Apache Airflow Distributed Processing

1.7k views Asked by At

My mind is confused over the architecture over Apache Airflow.

If I know, When you executed a hql or sqoop statement in oozie, oozie is directing the request to the data nodes.

I want to achieve same thing in Apache Airflow. I want to execute a shell script, hql or sqoop command, and I wanna be sure that my command is being executed distributely by data nodes. Airflow have different executor types. What should I do in order to run commands in different data nodes concurrently?

2

There are 2 answers

0
x97Core On BEST ANSWER

It seems you want to execute your tasks on distributed workers. In that case, consider using CeleryExecutor.
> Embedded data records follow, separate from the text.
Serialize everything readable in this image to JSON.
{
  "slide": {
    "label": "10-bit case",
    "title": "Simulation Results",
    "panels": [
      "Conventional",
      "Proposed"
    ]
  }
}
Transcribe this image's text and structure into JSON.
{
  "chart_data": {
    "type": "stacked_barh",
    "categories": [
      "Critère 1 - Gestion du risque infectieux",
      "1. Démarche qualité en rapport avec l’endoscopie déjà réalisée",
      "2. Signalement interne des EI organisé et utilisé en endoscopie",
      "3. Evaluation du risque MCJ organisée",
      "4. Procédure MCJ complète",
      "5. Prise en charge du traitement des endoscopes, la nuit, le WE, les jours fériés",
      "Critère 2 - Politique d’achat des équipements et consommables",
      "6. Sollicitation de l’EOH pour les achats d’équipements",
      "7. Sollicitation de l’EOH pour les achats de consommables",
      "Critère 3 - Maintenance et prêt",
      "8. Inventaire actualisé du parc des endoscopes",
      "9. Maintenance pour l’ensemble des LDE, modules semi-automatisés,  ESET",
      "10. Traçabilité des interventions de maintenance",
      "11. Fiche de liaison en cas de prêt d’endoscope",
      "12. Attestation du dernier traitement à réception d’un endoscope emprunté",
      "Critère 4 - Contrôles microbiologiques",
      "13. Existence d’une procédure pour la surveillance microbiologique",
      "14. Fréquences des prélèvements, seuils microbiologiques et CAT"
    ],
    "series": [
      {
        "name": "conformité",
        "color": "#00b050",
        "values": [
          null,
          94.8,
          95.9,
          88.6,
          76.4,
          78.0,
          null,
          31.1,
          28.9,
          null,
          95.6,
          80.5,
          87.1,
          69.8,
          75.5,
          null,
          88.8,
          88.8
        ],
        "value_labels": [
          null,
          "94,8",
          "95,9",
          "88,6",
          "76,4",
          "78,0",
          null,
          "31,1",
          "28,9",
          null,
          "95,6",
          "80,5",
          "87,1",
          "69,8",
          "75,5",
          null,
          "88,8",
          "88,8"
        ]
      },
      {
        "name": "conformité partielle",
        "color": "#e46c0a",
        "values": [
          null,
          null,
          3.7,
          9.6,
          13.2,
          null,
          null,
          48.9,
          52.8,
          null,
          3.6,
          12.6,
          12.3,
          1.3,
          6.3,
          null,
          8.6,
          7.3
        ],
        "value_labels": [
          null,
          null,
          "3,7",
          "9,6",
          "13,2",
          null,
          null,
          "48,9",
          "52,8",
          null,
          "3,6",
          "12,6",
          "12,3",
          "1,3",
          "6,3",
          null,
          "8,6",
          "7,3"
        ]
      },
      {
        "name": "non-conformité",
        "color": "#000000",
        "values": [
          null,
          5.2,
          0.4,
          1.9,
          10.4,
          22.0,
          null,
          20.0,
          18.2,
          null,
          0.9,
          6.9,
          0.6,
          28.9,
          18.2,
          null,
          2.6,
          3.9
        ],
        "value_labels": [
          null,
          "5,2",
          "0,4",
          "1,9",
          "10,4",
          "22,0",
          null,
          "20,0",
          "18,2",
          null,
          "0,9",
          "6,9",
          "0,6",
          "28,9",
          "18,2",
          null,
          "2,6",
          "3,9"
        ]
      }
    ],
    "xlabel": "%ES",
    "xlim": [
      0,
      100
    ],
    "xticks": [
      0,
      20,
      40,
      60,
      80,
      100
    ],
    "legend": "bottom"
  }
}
CeleryExecutor is one of the ways you can scale out the number of workers. For this to work, you need to setup a Celery backend (RabbitMQ, Redis, …) and change your airflow.cfg to point the executor parameter to CeleryExecutor and provide the related Celery settings.

See: https://airflow.apache.org/configuration.html#scaling-out-with-celery

0
Amit Kumar On

Oozie is tightly coupled with Hadoop nodes and all the scripts need to be uploaded to HDFS, whereas Airflow with Celery Executor has a better architecture. With Celery executor the same script, hql can be executed concurrently in multiple nodes as well as specific nodes by using correct queues and some workers can listen to the specific queues to perform those actions.